Chris Lloyd looks at how November 11 was commemorated 75 years ago at the end of the Second World War

THERE were two celebrations to mark the end of the Second World War 75 years ago: Victory in Europe Day on May 8, and Victory over Japan Day, on August 15.

Then came the Armistice Day commemorations of November 11, and no one was quite sure who they were remembering.

“It may be the first and last time that November 11 is held as the National Day of Remembrance for both wars,” said The Northern Echo. It explained that the Government was wondering about keeping the November date as a British Legion Day of Remembrance but instituting a Second World War day on the third Saturday in August, midway between the VE and VJ days.

This never happened, but we have maintained the tradition that started in 1939, of the two-minute silence being held on the nearest Sunday to November 11 so that wartime production was not hampered, of observing both Remembrance Sunday and Armistice Day.

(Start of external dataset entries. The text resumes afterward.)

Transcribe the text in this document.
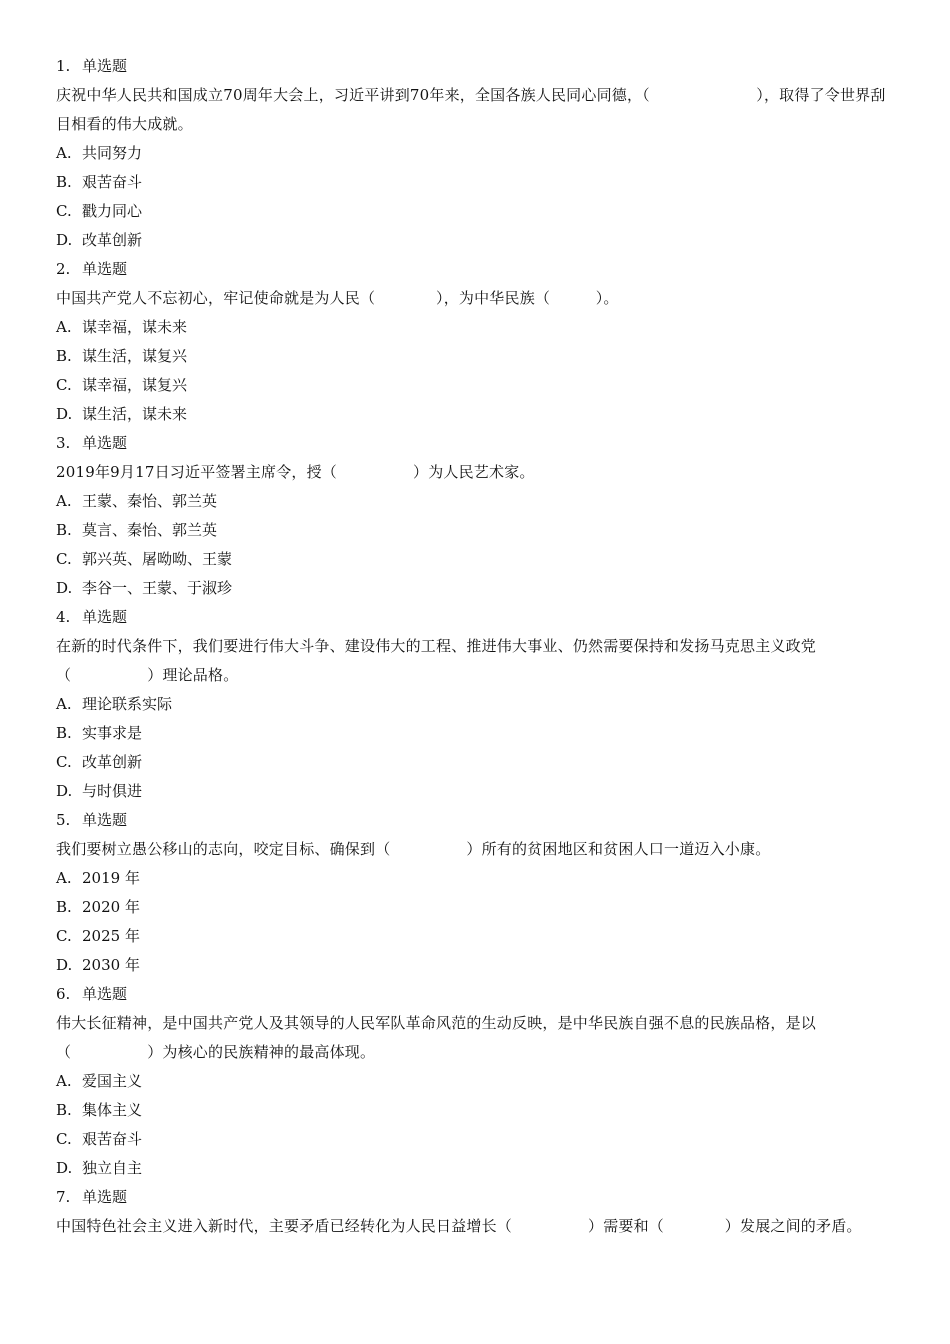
1. 单选题

庆祝中华人民共和国成立70周年大会上，习近平讲到70年来，全国各族人民同心同德，（　　　　　　　），取得了令世界刮目相看的伟大成就。

A. 共同努力

B. 艰苦奋斗

C. 戳力同心

D. 改革创新

2. 单选题

中国共产党人不忘初心，牢记使命就是为人民（　　　　），为中华民族（　　　）。

A. 谋幸福，谋未来

B. 谋生活，谋复兴

C. 谋幸福，谋复兴

D. 谋生活，谋未来

3. 单选题

2019年9月17日习近平签署主席令，授（　　　　　）为人民艺术家。

A. 王蒙、秦怡、郭兰英

B. 莫言、秦怡、郭兰英

C. 郭兴英、屠呦呦、王蒙

D. 李谷一、王蒙、于淑珍

4. 单选题

在新的时代条件下，我们要进行伟大斗争、建设伟大的工程、推进伟大事业、仍然需要保持和发扬马克思主义政党（　　　　　）理论品格。

A. 理论联系实际

B. 实事求是

C. 改革创新

D. 与时俱进

5. 单选题

我们要树立愚公移山的志向，咬定目标、确保到（　　　　　）所有的贫困地区和贫困人口一道迈入小康。

A. 2019 年

B. 2020 年

C. 2025 年

D. 2030 年

6. 单选题

伟大长征精神，是中国共产党人及其领导的人民军队革命风范的生动反映，是中华民族自强不息的民族品格，是以（　　　　　）为核心的民族精神的最高体现。

A. 爱国主义

B. 集体主义

C. 艰苦奋斗

D. 独立自主

7. 单选题

中国特色社会主义进入新时代，主要矛盾已经转化为人民日益增长（　　　　　）需要和（　　　　）发展之间的矛盾。
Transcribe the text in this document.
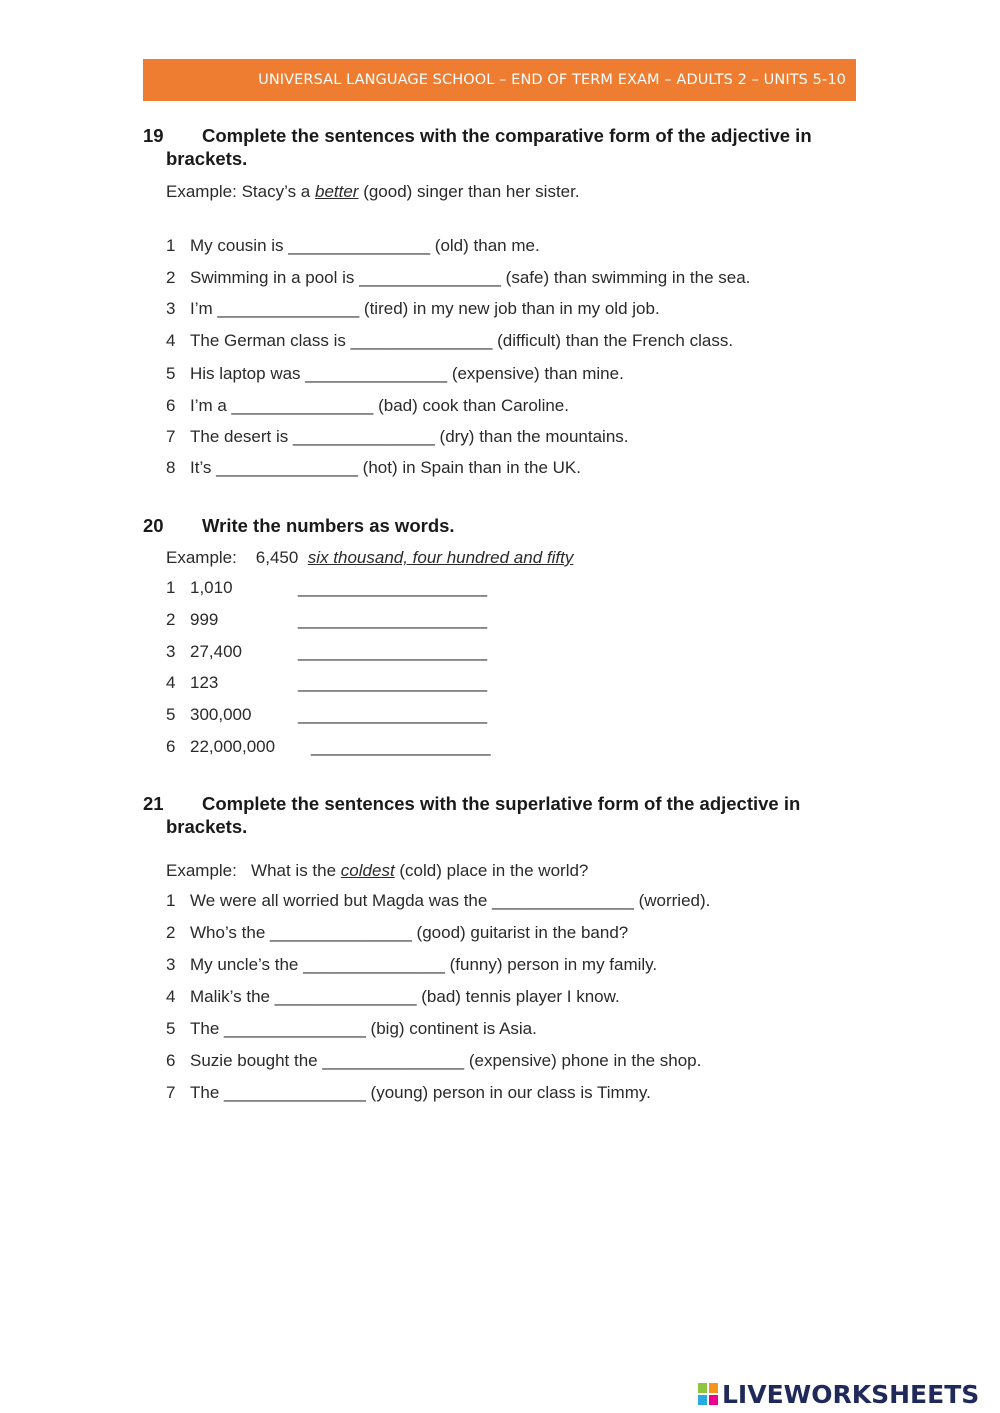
UNIVERSAL LANGUAGE SCHOOL – END OF TERM EXAM – ADULTS 2 – UNITS 5-10
19	Complete the sentences with the comparative form of the adjective in brackets.
Example: Stacy’s a better (good) singer than her sister.
1 My cousin is _______________ (old) than me.
2 Swimming in a pool is _______________ (safe) than swimming in the sea.
3 I’m _______________ (tired) in my new job than in my old job.
4 The German class is _______________ (difficult) than the French class.
5 His laptop was _______________ (expensive) than mine.
6 I’m a _______________ (bad) cook than Caroline.
7 The desert is _______________ (dry) than the mountains.
8 It’s _______________ (hot) in Spain than in the UK.
20	Write the numbers as words.
Example: 6,450 six thousand, four hundred and fifty
1 1,010	____________________
2 999	____________________
3 27,400	____________________
4 123	____________________
5 300,000	____________________
6 22,000,000 ___________________
21	Complete the sentences with the superlative form of the adjective in brackets.
Example:   What is the coldest (cold) place in the world?
1 We were all worried but Magda was the _______________ (worried).
2 Who’s the _______________ (good) guitarist in the band?
3 My uncle’s the _______________ (funny) person in my family.
4 Malik’s the _______________ (bad) tennis player I know.
5 The _______________ (big) continent is Asia.
6 Suzie bought the _______________ (expensive) phone in the shop.
7 The _______________ (young) person in our class is Timmy.
LIVEWORKSHEETS
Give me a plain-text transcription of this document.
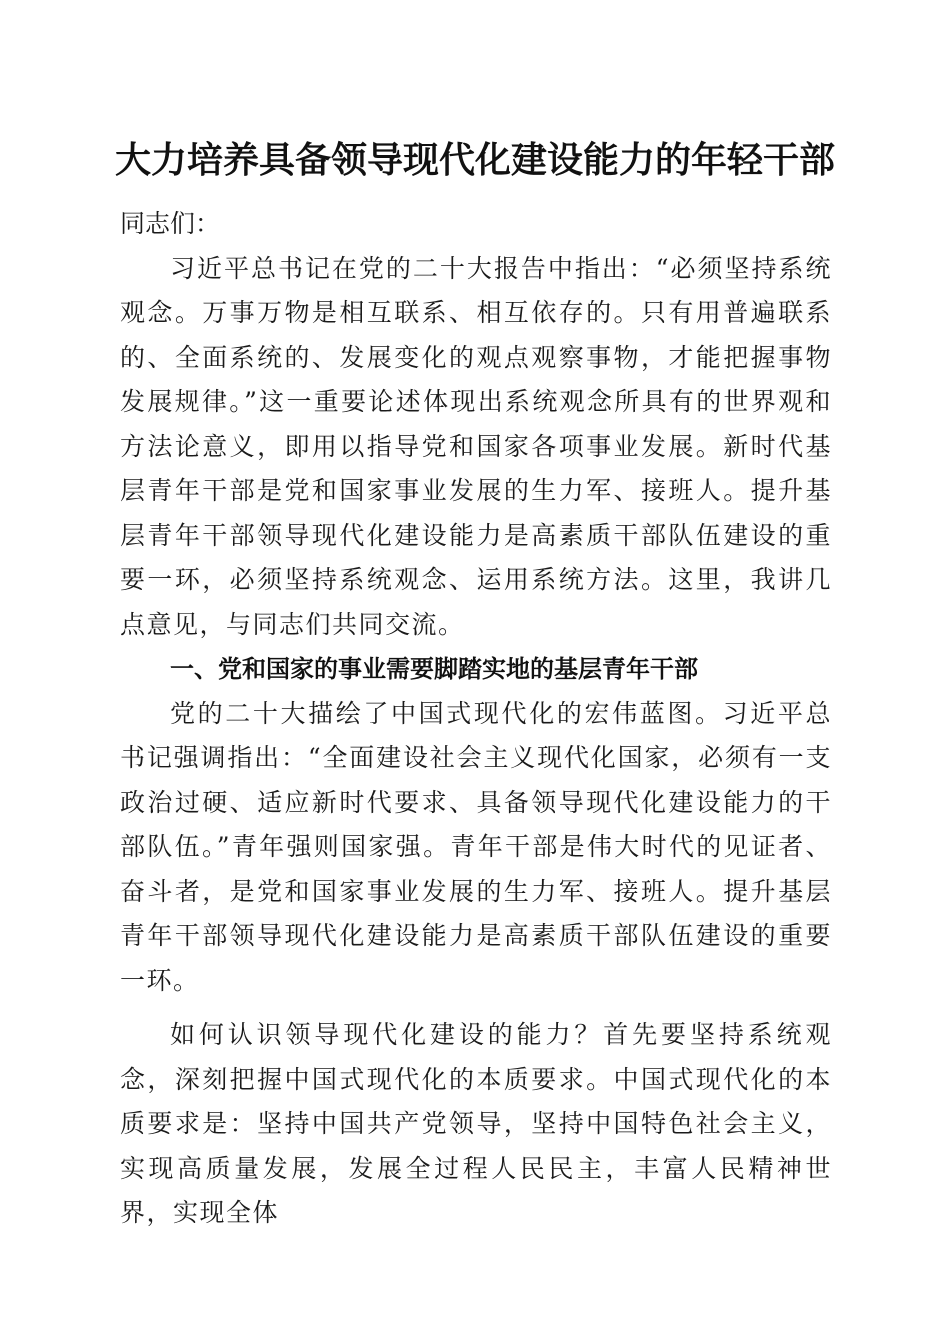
大力培养具备领导现代化建设能力的年轻干部

同志们：

习近平总书记在党的二十大报告中指出：“必须坚持系统观念。万事万物是相互联系、相互依存的。只有用普遍联系的、全面系统的、发展变化的观点观察事物，才能把握事物发展规律。”这一重要论述体现出系统观念所具有的世界观和方法论意义，即用以指导党和国家各项事业发展。新时代基层青年干部是党和国家事业发展的生力军、接班人。提升基层青年干部领导现代化建设能力是高素质干部队伍建设的重要一环，必须坚持系统观念、运用系统方法。这里，我讲几点意见，与同志们共同交流。

一、党和国家的事业需要脚踏实地的基层青年干部

党的二十大描绘了中国式现代化的宏伟蓝图。习近平总书记强调指出：“全面建设社会主义现代化国家，必须有一支政治过硬、适应新时代要求、具备领导现代化建设能力的干部队伍。”青年强则国家强。青年干部是伟大时代的见证者、奋斗者，是党和国家事业发展的生力军、接班人。提升基层青年干部领导现代化建设能力是高素质干部队伍建设的重要一环。

如何认识领导现代化建设的能力？首先要坚持系统观念，深刻把握中国式现代化的本质要求。中国式现代化的本质要求是：坚持中国共产党领导，坚持中国特色社会主义，实现高质量发展，发展全过程人民民主，丰富人民精神世界，实现全体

Seventy-five years ago, there were ceremonies at war memorials across the region, and the Echo reported from the Cenotaph in London where the 19-year-old Princess Elizabeth took a part in the service for the first time, alongside her father, George VI.

“Not since the first Armistice Day can I remember a more moving atmosphere,” said the Echo’s London observer.

He also noted that the two minutes silence was no longer “broken by women who couldn’t stand the tension of those moments”. These sobbing women were the grieving mothers and wives whose losses from the First World War were no longer so painfully raw.

The world had moved on, and there were other things to worry about. The Echo’s front page on November 12, 1945, carried a scary briefing from the Chief of US Air Forces, General Henry H Arnold, who predicted that there were soon be atomic bombs travelling between continents at 3,000 miles-an-hour, or falling, like rain, from space ships outside the earth’s atmosphere.